New Delhi: India experienced a trade deficit, the difference between imports and exports, with nine of its top 10 trading partners during the fiscal year 2023-24, according to official data released today.
The deficit increased with China, Russia, Korea, and Hong Kong compared to the previous year. However, the trade gap narrowed with the UAE, Saudi Arabia, Indonesia, and Iraq.
China emerged as India’s largest trading partner, with bilateral trade reaching USD 118.4 billion, surpassing the United States. Trade with the US, which was India’s top trading partner in the two previous years, amounted to USD 118.28 billion.

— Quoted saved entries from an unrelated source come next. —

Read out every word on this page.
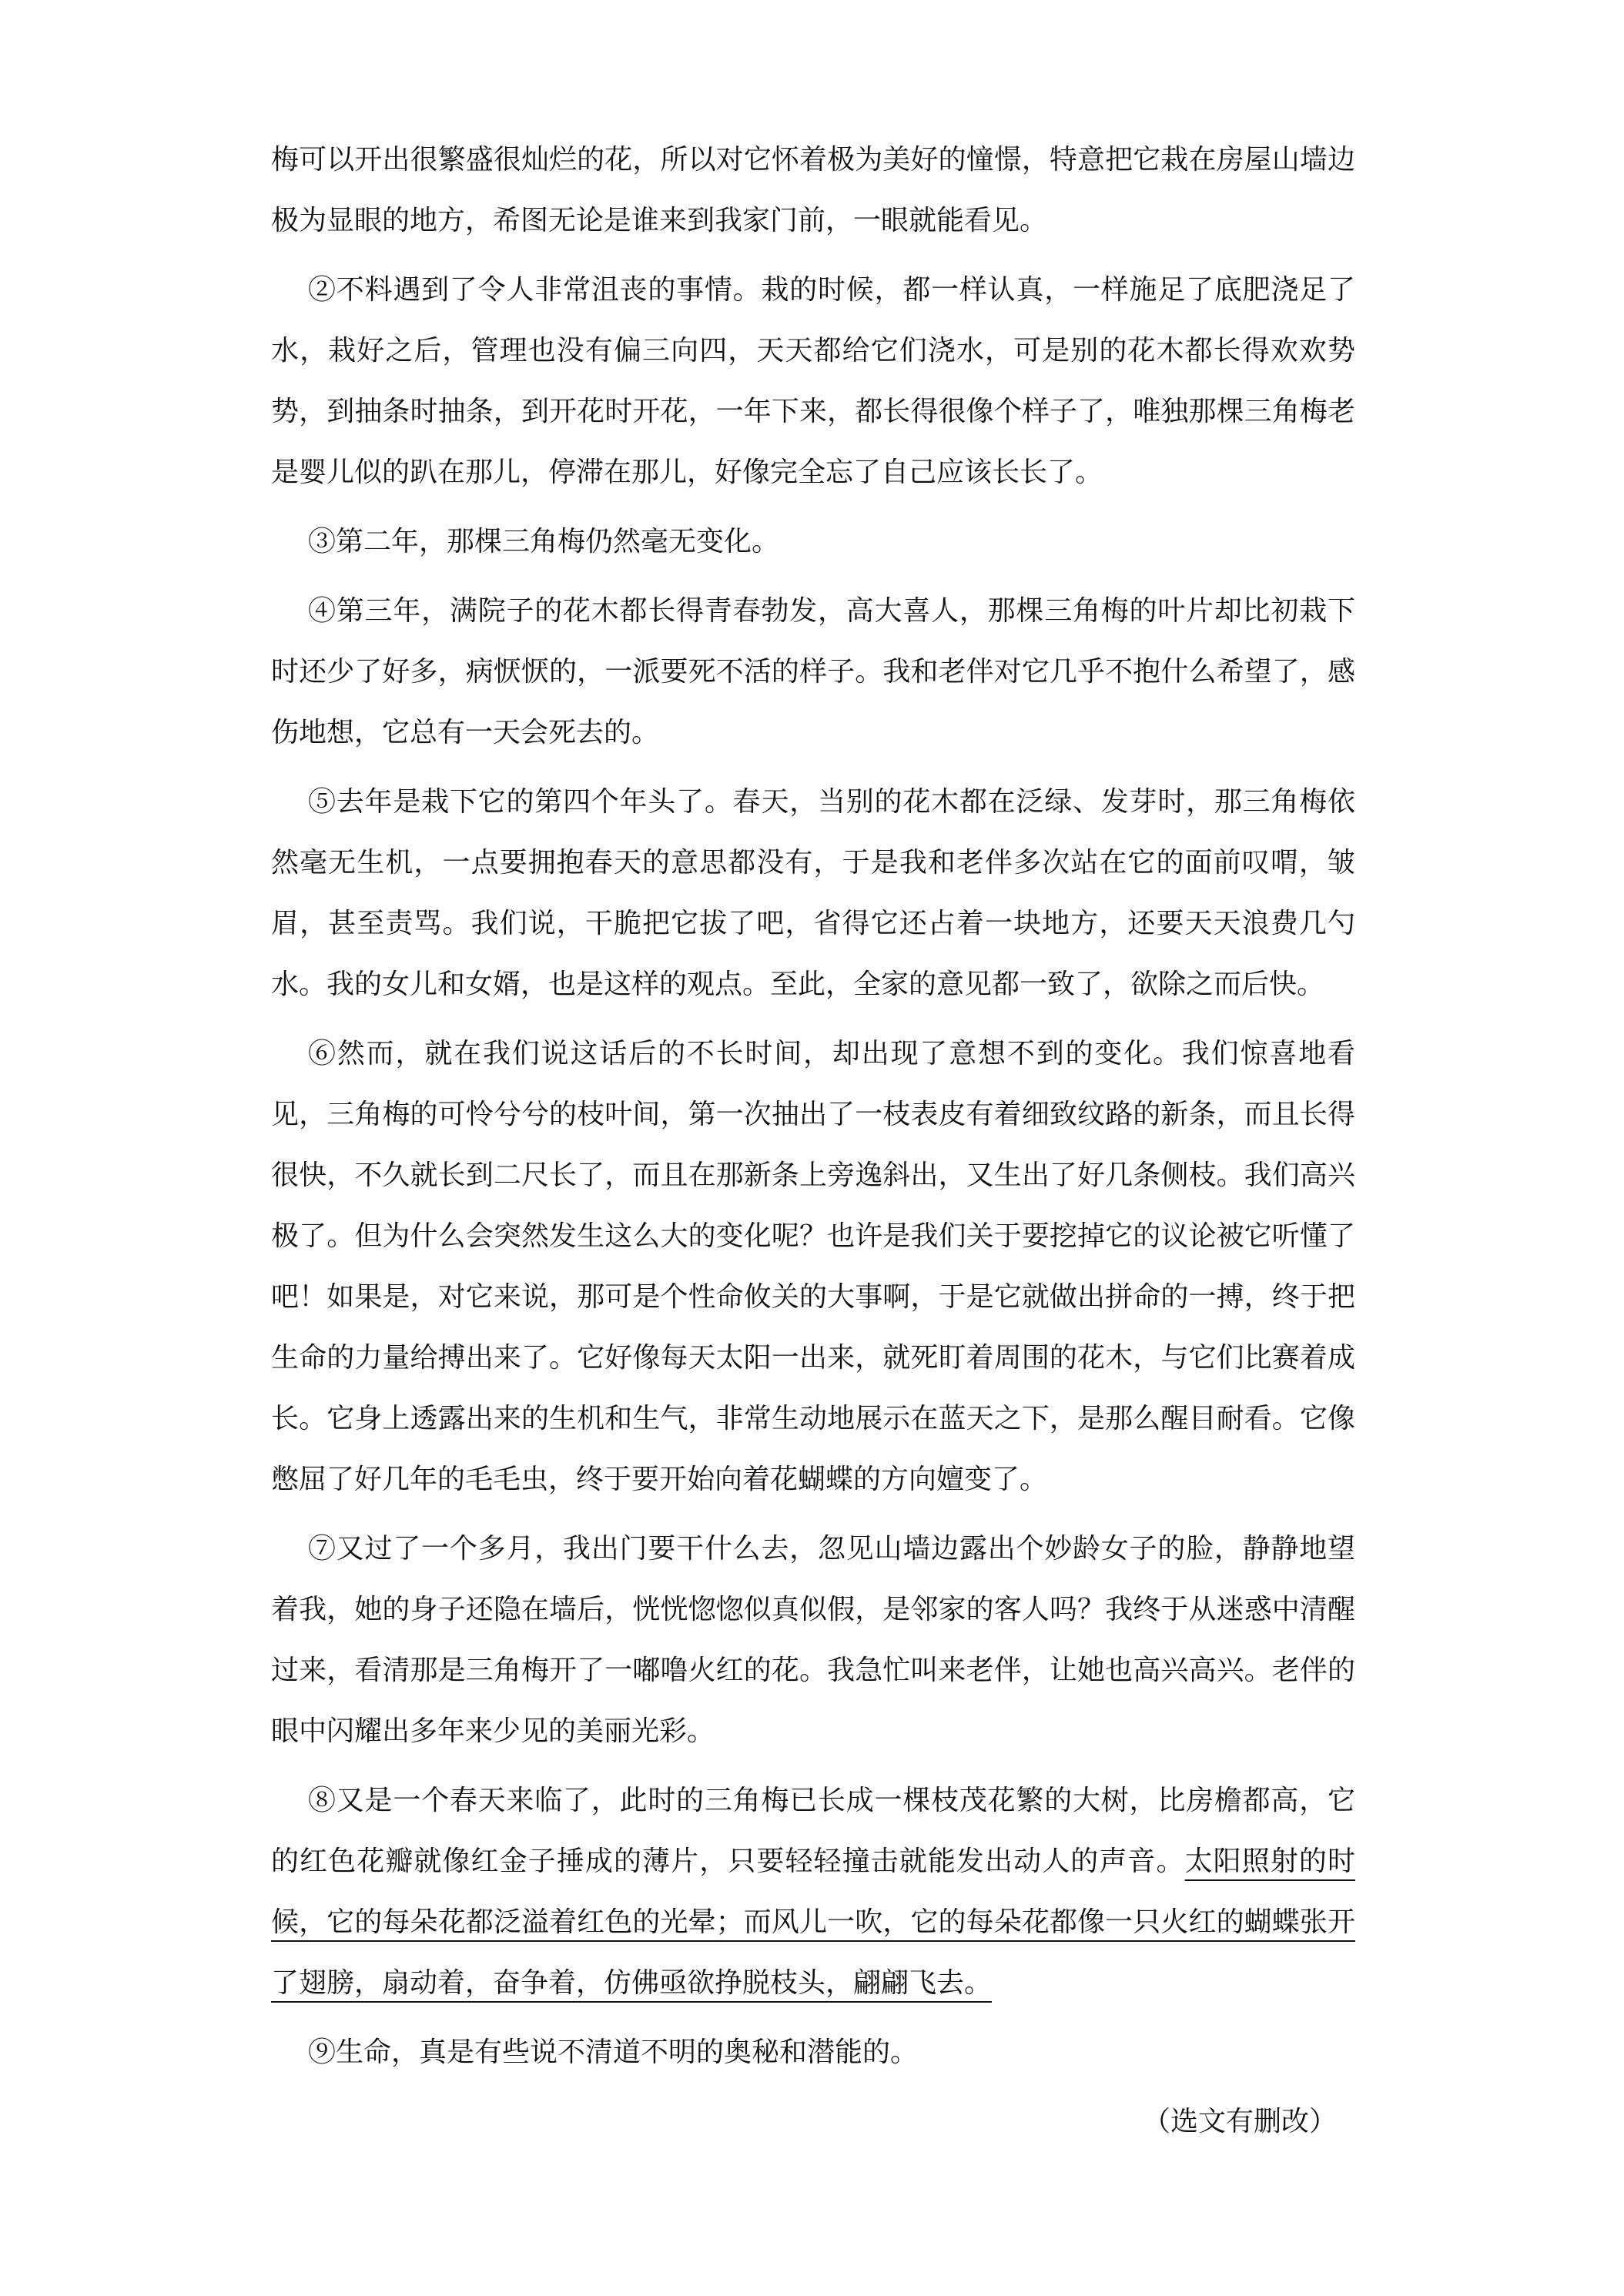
梅可以开出很繁盛很灿烂的花，所以对它怀着极为美好的憧憬，特意把它栽在房屋山墙边极为显眼的地方，希图无论是谁来到我家门前，一眼就能看见。

②不料遇到了令人非常沮丧的事情。栽的时候，都一样认真，一样施足了底肥浇足了水，栽好之后，管理也没有偏三向四，天天都给它们浇水，可是别的花木都长得欢欢势势，到抽条时抽条，到开花时开花，一年下来，都长得很像个样子了，唯独那棵三角梅老是婴儿似的趴在那儿，停滞在那儿，好像完全忘了自己应该长长了。

③第二年，那棵三角梅仍然毫无变化。

④第三年，满院子的花木都长得青春勃发，高大喜人，那棵三角梅的叶片却比初栽下时还少了好多，病恹恹的，一派要死不活的样子。我和老伴对它几乎不抱什么希望了，感伤地想，它总有一天会死去的。

⑤去年是栽下它的第四个年头了。春天，当别的花木都在泛绿、发芽时，那三角梅依然毫无生机，一点要拥抱春天的意思都没有，于是我和老伴多次站在它的面前叹喟，皱眉，甚至责骂。我们说，干脆把它拔了吧，省得它还占着一块地方，还要天天浪费几勺水。我的女儿和女婿，也是这样的观点。至此，全家的意见都一致了，欲除之而后快。

⑥然而，就在我们说这话后的不长时间，却出现了意想不到的变化。我们惊喜地看见，三角梅的可怜兮兮的枝叶间，第一次抽出了一枝表皮有着细致纹路的新条，而且长得很快，不久就长到二尺长了，而且在那新条上旁逸斜出，又生出了好几条侧枝。我们高兴极了。但为什么会突然发生这么大的变化呢？也许是我们关于要挖掉它的议论被它听懂了吧！如果是，对它来说，那可是个性命攸关的大事啊，于是它就做出拼命的一搏，终于把生命的力量给搏出来了。它好像每天太阳一出来，就死盯着周围的花木，与它们比赛着成长。它身上透露出来的生机和生气，非常生动地展示在蓝天之下，是那么醒目耐看。它像憋屈了好几年的毛毛虫，终于要开始向着花蝴蝶的方向嬗变了。

⑦又过了一个多月，我出门要干什么去，忽见山墙边露出个妙龄女子的脸，静静地望着我，她的身子还隐在墙后，恍恍惚惚似真似假，是邻家的客人吗？我终于从迷惑中清醒过来，看清那是三角梅开了一嘟噜火红的花。我急忙叫来老伴，让她也高兴高兴。老伴的眼中闪耀出多年来少见的美丽光彩。

⑧又是一个春天来临了，此时的三角梅已长成一棵枝茂花繁的大树，比房檐都高，它的红色花瓣就像红金子捶成的薄片，只要轻轻撞击就能发出动人的声音。太阳照射的时候，它的每朵花都泛溢着红色的光晕；而风儿一吹，它的每朵花都像一只火红的蝴蝶张开了翅膀，扇动着，奋争着，仿佛亟欲挣脱枝头，翩翩飞去。

⑨生命，真是有些说不清道不明的奥秘和潜能的。

（选文有删改）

While India has a trade surplus with a few countries like the US, UK, Belgium, Italy, France, and Bangladesh, the overall trade deficit narrowed to USD 238.3 billion from USD 264.9 billion in the previous year.
Immediate Impacts:
- Currency Depreciation: Higher imports compared to exports can lead to a decrease in the value of the domestic currency. This makes imports more expensive and can fuel inflation.
- Increased Borrowing: To finance the deficit, countries may need to borrow from foreign lenders, leading to higher debt levels and potential economic instability.
- Job Losses: If a country is importing more finished goods, it can hurt domestic industries and lead to job losses in those sectors.
- Economic Vulnerability: Reliance on imports for essential goods can make a country vulnerable to supply chain disruptions and price fluctuations in the global market.
- Lowered Investor Confidence: A persistent trade deficit can signal economic weakness and deter foreign investment.
Trade experts point out that a deficit is not always negative if imports consist of raw materials or intermediary products that boost manufacturing and exports. However, it can put pressure on the domestic currency.
Economic think tank Global Trade Research Initiative (GTRI) emphasized that a bilateral trade deficit is not a significant concern unless it creates excessive reliance on a particular country for critical supplies. However, a rising overall trade deficit can harm the economy.
To address the growing deficit, India may need to increase borrowing from foreign lenders, potentially impacting foreign currency reserves and investor confidence. Experts anticipate that after the ongoing elections, new policies could be implemented to tackle this issue and improve economic stability.